CNN anchors Don Lemon and Brooke Baldwin have taken offense at the word “mob” being used to describe angry protesters who harass public figures and shut down guests who dare to label demonstrators as such.
CNN famously aired the uncensored version of the word “s---hole” 195 times in one day, and has devoted countless hours of coverage to porn star Stormy Daniels and her attorney – often using graphic terms to describe sexual encounters. But the word “mob” apparently crosses a line for Jeff Zucker’s network.
On Tuesday, Lemon – who once held up a sign featuring the N-word on his program – declared that harassing elected officials in public settings such as restaurants is not “mob behavior” during a heated discussion on the topic.
“Is it mob behavior? No, it’s not mob behavior. It’s people who are upset and they’re angry with the way the country is going,” Lemon said before explaining that the Constitution allows Americans to protest “wherever you want.”
Lemon said that calling people “mobs because they are exercising their constitutional right is just beyond the pale.”

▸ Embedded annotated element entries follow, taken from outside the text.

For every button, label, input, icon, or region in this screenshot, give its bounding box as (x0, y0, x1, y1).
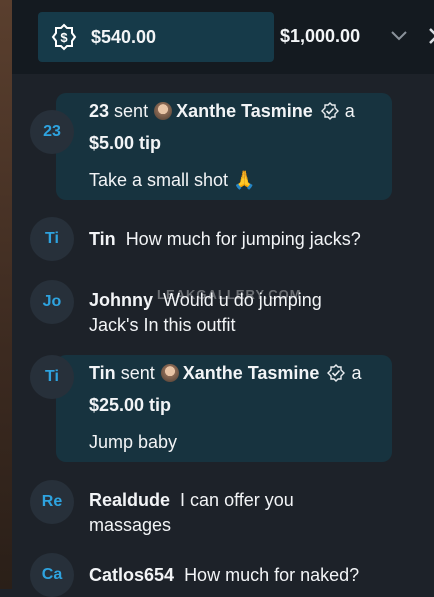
sender-name[interactable]: Johnny (89, 290, 153, 310)
goal-dollar-icon: $ (51, 23, 77, 51)
message-line: Tin How much for jumping jacks? (89, 227, 361, 251)
tip-message: Ti Tin sent Xanthe Tasmine a $25.00 tip Ju… (12, 355, 434, 463)
chat-message: Re Realdude I can offer you massages (12, 480, 434, 536)
goal-progress-fill: $ $540.00 (38, 12, 274, 62)
avatar[interactable]: Ti (30, 355, 74, 399)
tip-note: Jump baby (89, 432, 178, 452)
sender-name[interactable]: Catlos654 (89, 565, 174, 585)
sent-label: sent (120, 363, 155, 383)
sender-name[interactable]: Tin (89, 229, 116, 249)
recipient-name[interactable]: Xanthe Tasmine (183, 363, 320, 383)
tip-message: 23 23 sent Xanthe Tasmine a $5.00 tip Take… (12, 93, 434, 201)
avatar[interactable]: Ti (30, 217, 74, 261)
chat-message: Ti Tin How much for jumping jacks? (12, 217, 434, 261)
tip-note: Take a small shot 🙏 (89, 170, 256, 190)
sent-label: sent (114, 101, 149, 121)
sender-name[interactable]: Tin (89, 363, 116, 383)
recipient-avatar (160, 364, 179, 382)
tip-amount: $5.00 tip (89, 133, 162, 153)
chevron-down-icon[interactable] (390, 29, 408, 43)
chat-feed: 23 23 sent Xanthe Tasmine a $5.00 tip Take… (12, 74, 434, 597)
message-text-continued: massages (89, 515, 172, 535)
a-label: a (344, 101, 355, 121)
message-line: Realdude I can offer you (89, 488, 294, 512)
recipient-name[interactable]: Xanthe Tasmine (176, 101, 313, 121)
chat-message: Ca Catlos654 How much for naked? (12, 553, 434, 597)
message-text: How much for jumping jacks? (125, 229, 361, 249)
goal-target-amount: $1,000.00 (280, 26, 361, 46)
svg-text:$: $ (60, 30, 68, 45)
verified-icon (320, 102, 339, 120)
avatar[interactable]: Jo (30, 280, 74, 324)
avatar[interactable]: Ca (30, 553, 74, 597)
close-icon[interactable] (427, 26, 434, 46)
avatar[interactable]: 23 (30, 110, 74, 154)
tip-amount: $25.00 tip (89, 395, 172, 415)
tip-goal-bar: $ $540.00 $1,000.00 (12, 0, 434, 74)
message-text-continued: Jack's In this outfit (89, 315, 236, 335)
watermark: LEAKGALLERY.COM (157, 287, 302, 302)
goal-current-amount: $540.00 (91, 26, 157, 47)
tip-header: Tin sent Xanthe Tasmine a (89, 361, 361, 385)
avatar[interactable]: Re (30, 480, 74, 524)
message-text: How much for naked? (184, 565, 360, 585)
background-edge (0, 0, 12, 589)
verified-icon (327, 364, 346, 382)
tip-header: 23 sent Xanthe Tasmine a (89, 99, 355, 123)
message-text: I can offer you (180, 490, 294, 510)
recipient-avatar (154, 102, 173, 120)
message-line: Catlos654 How much for naked? (89, 563, 359, 587)
a-label: a (351, 363, 362, 383)
sender-name[interactable]: 23 (89, 101, 109, 121)
sender-name[interactable]: Realdude (89, 490, 170, 510)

Daily Beast columnist Matt Lewis, who was a guest on the show, tried to say that Lemon would call the same actions a mob if conservatives were doing it, but the CNN show quickly cut to a commercial.

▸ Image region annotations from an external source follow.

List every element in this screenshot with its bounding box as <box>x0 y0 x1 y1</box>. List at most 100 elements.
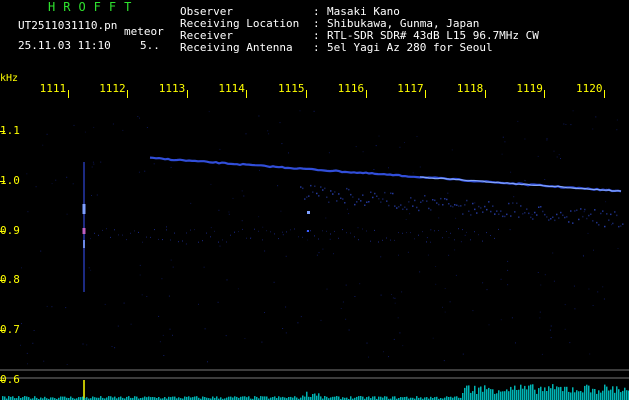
band-speckle <box>418 234 419 236</box>
secondary-trace-dot <box>584 208 586 211</box>
secondary-trace-dot <box>370 191 372 193</box>
band-speckle <box>478 234 479 236</box>
band-speckle <box>310 230 311 232</box>
noise-speckle <box>359 283 361 285</box>
band-speckle <box>438 230 439 231</box>
noise-speckle <box>93 126 95 128</box>
secondary-trace-dot <box>464 204 466 206</box>
secondary-trace-dot <box>588 214 590 217</box>
noise-speckle <box>245 133 247 135</box>
noise-speckle <box>511 317 513 319</box>
signal-level-bar <box>502 391 504 400</box>
noise-speckle <box>462 353 464 355</box>
noise-speckle <box>574 308 576 310</box>
noise-speckle <box>444 288 446 289</box>
band-speckle <box>242 228 243 230</box>
noise-speckle <box>447 192 449 194</box>
signal-level-bar <box>504 391 506 400</box>
time-tick-label: 1113 <box>158 82 186 95</box>
band-speckle <box>398 232 399 234</box>
noise-speckle <box>217 301 219 303</box>
signal-level-bar <box>592 388 594 400</box>
noise-speckle <box>454 249 456 251</box>
band-speckle <box>150 236 151 238</box>
secondary-trace-dot <box>348 188 350 191</box>
secondary-trace-dot <box>302 187 304 190</box>
band-speckle <box>162 239 163 241</box>
signal-level-bar <box>510 386 512 400</box>
signal-level-bar <box>64 396 66 400</box>
signal-level-bar <box>556 386 558 400</box>
noise-speckle <box>40 250 42 252</box>
signal-level-bar <box>378 396 380 400</box>
secondary-trace-dot <box>592 220 594 222</box>
signal-level-bar <box>416 396 418 400</box>
time-tick-label: 1112 <box>99 82 126 95</box>
secondary-trace-dot <box>610 213 612 216</box>
secondary-trace-dot <box>516 202 518 204</box>
band-speckle <box>366 230 367 232</box>
noise-speckle <box>398 254 399 256</box>
dots-indicator: 5.. <box>140 39 160 52</box>
secondary-trace-dot <box>356 201 358 203</box>
noise-speckle <box>139 274 141 276</box>
secondary-trace-dot <box>374 192 376 195</box>
secondary-trace-dot <box>616 214 618 217</box>
signal-level-bar <box>262 396 264 400</box>
secondary-trace-dot <box>446 198 448 201</box>
noise-speckle <box>504 141 506 143</box>
signal-level-bar <box>128 396 130 400</box>
secondary-trace-dot <box>314 185 316 187</box>
secondary-trace-dot <box>496 210 498 212</box>
secondary-trace-dot <box>400 204 402 206</box>
signal-level-bar <box>120 396 122 400</box>
secondary-trace-dot <box>414 199 416 202</box>
secondary-trace-dot <box>544 213 546 216</box>
signal-level-bar <box>196 396 198 400</box>
noise-speckle <box>435 283 437 285</box>
noise-speckle <box>472 310 474 312</box>
noise-speckle <box>261 341 263 343</box>
time-tick-label: 1111 <box>39 82 67 95</box>
secondary-trace-dot <box>460 205 462 207</box>
secondary-trace-dot <box>586 217 588 220</box>
signal-level-bar <box>480 386 482 400</box>
signal-level-bar <box>172 396 174 400</box>
secondary-trace-dot <box>606 213 608 215</box>
secondary-trace-dot <box>404 206 406 208</box>
noise-speckle <box>544 179 546 180</box>
noise-speckle <box>130 323 132 325</box>
noise-speckle <box>556 156 558 158</box>
noise-speckle <box>553 150 555 152</box>
noise-speckle <box>122 129 124 131</box>
noise-speckle <box>540 284 542 286</box>
noise-speckle <box>285 255 287 257</box>
noise-speckle <box>313 110 315 112</box>
secondary-trace-dot <box>594 209 596 211</box>
band-speckle <box>374 229 375 231</box>
secondary-trace-dot <box>450 205 452 207</box>
signal-level-bar <box>318 393 320 400</box>
signal-level-bar <box>12 396 14 400</box>
signal-level-bar <box>500 391 502 400</box>
noise-speckle <box>602 286 604 288</box>
noise-speckle <box>419 166 421 168</box>
noise-speckle <box>141 294 143 296</box>
noise-speckle <box>550 337 552 339</box>
signal-level-bar <box>546 391 548 400</box>
band-speckle <box>250 237 251 239</box>
secondary-trace-dot <box>620 225 622 227</box>
signal-level-bar <box>108 396 110 400</box>
secondary-trace-dot <box>520 205 522 207</box>
secondary-trace-dot <box>556 213 558 216</box>
secondary-trace-dot <box>342 198 344 200</box>
noise-speckle <box>455 217 457 219</box>
secondary-trace-dot <box>456 204 458 206</box>
noise-speckle <box>32 342 34 344</box>
secondary-trace-dot <box>428 207 430 210</box>
noise-speckle <box>407 251 409 253</box>
frequency-tick-mark <box>0 181 5 182</box>
secondary-trace-dot <box>358 198 360 200</box>
noise-speckle <box>397 317 399 319</box>
noise-speckle <box>603 298 605 300</box>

“Mob” is defined as “a disorderly or riotous crowd of people,” according to Dictionary.com.
Earlier in the day, Baldwin also took exception to the use of the term “mob” when discussing Sen. Ted Cruz, R-Texas, and his wife, Heidi, being pestered out of a restaurant by angry protesters. Lewis was also a guest on Baldwin’s show and called the protestors who harassed Cruz a mob.

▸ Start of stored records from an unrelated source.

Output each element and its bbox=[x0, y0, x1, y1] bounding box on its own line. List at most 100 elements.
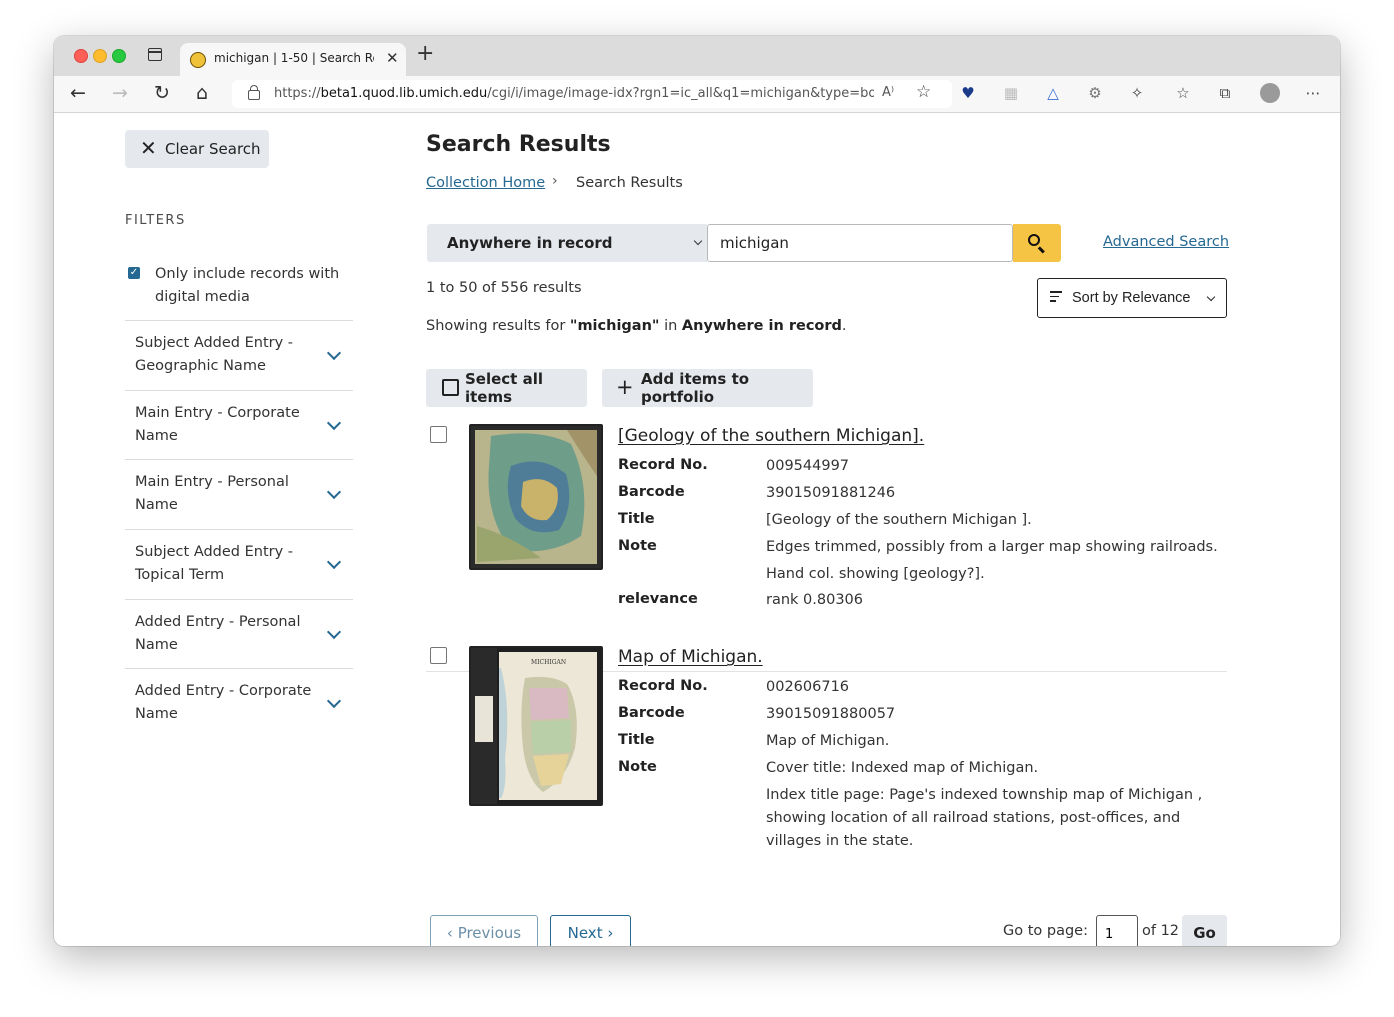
search-scope-value: Anywhere in record bbox=[447, 234, 613, 252]
sort-icon bbox=[1050, 291, 1062, 305]
checkbox-icon bbox=[442, 379, 459, 396]
extensions-puzzle-icon[interactable]: ✧ bbox=[1128, 84, 1146, 102]
field-value: Index title page: Page's indexed townshi… bbox=[766, 787, 1203, 849]
maximize-window-button[interactable] bbox=[112, 49, 126, 63]
filter-label: Added Entry - Corporate Name bbox=[135, 683, 312, 722]
extension-triangle-icon[interactable]: △ bbox=[1044, 84, 1062, 102]
back-arrow-icon[interactable]: ← bbox=[70, 81, 86, 105]
field-label: Note bbox=[618, 538, 657, 554]
more-menu-icon[interactable]: ⋯ bbox=[1304, 84, 1322, 102]
extension-grid-icon[interactable]: ▦ bbox=[1002, 84, 1020, 102]
close-window-button[interactable] bbox=[74, 49, 88, 63]
chevron-down-icon[interactable] bbox=[326, 345, 342, 361]
url-text[interactable]: https://beta1.quod.lib.umich.edu/cgi/i/i… bbox=[274, 86, 874, 101]
address-bar[interactable]: https://beta1.quod.lib.umich.edu/cgi/i/i… bbox=[232, 80, 952, 108]
breadcrumb-current: Search Results bbox=[576, 175, 683, 191]
tab-strip: michigan | 1-50 | Search Results ✕ + bbox=[54, 36, 1340, 76]
read-aloud-icon[interactable]: A⁾ bbox=[882, 85, 894, 100]
home-icon[interactable]: ⌂ bbox=[196, 81, 208, 105]
record-thumbnail[interactable]: MICHIGAN bbox=[469, 646, 603, 806]
michigan-map-thumbnail: MICHIGAN bbox=[471, 648, 597, 804]
field-value: 009544997 bbox=[766, 458, 850, 474]
chevron-down-icon[interactable] bbox=[326, 415, 342, 431]
filter-main-corporate[interactable]: Main Entry - Corporate Name bbox=[125, 390, 353, 460]
filter-main-personal[interactable]: Main Entry - Personal Name bbox=[125, 459, 353, 529]
chevron-down-icon bbox=[1206, 292, 1216, 302]
page-title: Search Results bbox=[426, 132, 611, 157]
filter-label: Added Entry - Personal Name bbox=[135, 614, 301, 653]
minimize-window-button[interactable] bbox=[93, 49, 107, 63]
field-label: Note bbox=[618, 759, 657, 775]
digital-media-checkbox[interactable]: ✓ bbox=[128, 267, 140, 279]
extension-heart-icon[interactable]: ♥ bbox=[959, 84, 977, 102]
add-portfolio-label: Add items to portfolio bbox=[641, 370, 750, 406]
add-favorite-icon[interactable]: ☆ bbox=[916, 82, 931, 102]
filters-heading: FILTERS bbox=[125, 213, 186, 228]
result-record: MICHIGAN Map of Michigan. Record No. 002… bbox=[426, 646, 1227, 877]
field-value: 39015091880057 bbox=[766, 706, 896, 722]
clear-search-button[interactable]: ✕ Clear Search bbox=[125, 130, 269, 168]
chevron-down-icon bbox=[693, 236, 703, 246]
showing-summary: Showing results for "michigan" in Anywhe… bbox=[426, 318, 847, 334]
filter-added-personal[interactable]: Added Entry - Personal Name bbox=[125, 599, 353, 669]
advanced-search-link[interactable]: Advanced Search bbox=[1103, 234, 1229, 250]
record-thumbnail[interactable] bbox=[469, 424, 603, 570]
record-checkbox[interactable] bbox=[430, 426, 447, 443]
field-value: rank 0.80306 bbox=[766, 592, 864, 608]
tab-actions-icon[interactable] bbox=[148, 48, 162, 61]
extension-gear-icon[interactable]: ⚙ bbox=[1086, 84, 1104, 102]
filter-subject-geographic[interactable]: Subject Added Entry - Geographic Name bbox=[125, 320, 353, 390]
record-title-link[interactable]: Map of Michigan. bbox=[618, 647, 763, 667]
collections-icon[interactable]: ⧉ bbox=[1216, 84, 1234, 102]
field-value: Edges trimmed, possibly from a larger ma… bbox=[766, 539, 1218, 555]
clear-search-label: Clear Search bbox=[165, 140, 261, 158]
page-content: ✕ Clear Search FILTERS ✓ Only include re… bbox=[54, 113, 1340, 946]
search-button[interactable] bbox=[1013, 224, 1061, 262]
search-icon bbox=[1028, 234, 1040, 246]
field-label: Record No. bbox=[618, 678, 708, 694]
select-all-button[interactable]: Select all items bbox=[426, 369, 587, 407]
goto-page-input[interactable] bbox=[1096, 915, 1138, 946]
tab-title: michigan | 1-50 | Search Results bbox=[214, 51, 374, 65]
field-label: Record No. bbox=[618, 457, 708, 473]
next-page-button[interactable]: Next › bbox=[550, 915, 631, 946]
search-scope-select[interactable]: Anywhere in record bbox=[427, 224, 707, 262]
field-value: [Geology of the southern Michigan ]. bbox=[766, 512, 1032, 528]
field-value: 002606716 bbox=[766, 679, 850, 695]
forward-arrow-icon[interactable]: → bbox=[112, 81, 128, 105]
favorites-icon[interactable]: ☆ bbox=[1174, 84, 1192, 102]
sort-label: Sort by Relevance bbox=[1072, 290, 1191, 306]
go-button[interactable]: Go bbox=[1182, 915, 1227, 946]
chevron-down-icon[interactable] bbox=[326, 624, 342, 640]
field-value: Hand col. showing [geology?]. bbox=[766, 566, 985, 582]
goto-page-label: Go to page: bbox=[1003, 923, 1088, 939]
chevron-down-icon[interactable] bbox=[326, 484, 342, 500]
reload-icon[interactable]: ↻ bbox=[154, 81, 170, 105]
digital-media-label: Only include records with digital media bbox=[155, 266, 340, 305]
browser-tab-active[interactable]: michigan | 1-50 | Search Results ✕ bbox=[180, 43, 406, 76]
sort-button[interactable]: Sort by Relevance bbox=[1037, 278, 1227, 318]
results-scroll-fade bbox=[426, 851, 1227, 875]
add-to-portfolio-button[interactable]: + Add items to portfolio bbox=[602, 369, 813, 407]
field-value: 39015091881246 bbox=[766, 485, 896, 501]
plus-icon: + bbox=[616, 375, 634, 399]
record-checkbox[interactable] bbox=[430, 647, 447, 664]
chevron-down-icon[interactable] bbox=[326, 554, 342, 570]
filter-label: Main Entry - Corporate Name bbox=[135, 405, 300, 444]
record-title-link[interactable]: [Geology of the southern Michigan]. bbox=[618, 426, 924, 446]
filter-label: Subject Added Entry - Topical Term bbox=[135, 544, 294, 583]
result-count: 1 to 50 of 556 results bbox=[426, 280, 582, 296]
profile-avatar[interactable] bbox=[1260, 83, 1280, 103]
filter-added-corporate[interactable]: Added Entry - Corporate Name bbox=[125, 668, 353, 738]
tab-close-icon[interactable]: ✕ bbox=[386, 49, 399, 67]
breadcrumb-collection-home[interactable]: Collection Home bbox=[426, 175, 545, 191]
chevron-down-icon[interactable] bbox=[326, 693, 342, 709]
search-input[interactable] bbox=[707, 224, 1013, 262]
result-record: [Geology of the southern Michigan]. Reco… bbox=[426, 424, 1227, 626]
filter-subject-topical[interactable]: Subject Added Entry - Topical Term bbox=[125, 529, 353, 599]
previous-page-button[interactable]: ‹ Previous bbox=[430, 915, 538, 946]
filter-label: Subject Added Entry - Geographic Name bbox=[135, 335, 294, 374]
geology-map-thumbnail bbox=[475, 430, 597, 564]
lock-icon[interactable] bbox=[248, 85, 260, 100]
new-tab-button[interactable]: + bbox=[416, 43, 434, 65]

“Oh, you’re not going to use the mob word here,” Baldwin said before Lewis fired back, “It is totally a mob.”
“Stop, stop. A mob is what we saw in Charlottesville, Virginia two Augusts ago,” Baldwin declared.
Guest Mary Katharine Ham chimed in, “If it were tea partiers, we’d call it a mob.”
Baldwin then decided to “move past the m-word.”
“I do feel like that is part of the weaponization of what’s happening now on the right,” she said.
In addition to Cruz, White House Press Secretary Sarah Sanders and Homeland Security Secretary Kirstjen Nielsen have also been forced out of restaurants because of their politics and Rep. Maxine Waters, D-Calif., has encouraged such behavior.
“If you see anybody from that Cabinet in a restaurant, in a department store, at a gasoline station, you get out and you create a crowd and you push back on them and you tell them they’re not welcome anymore, anywhere,” Waters once told a crowd of supporters.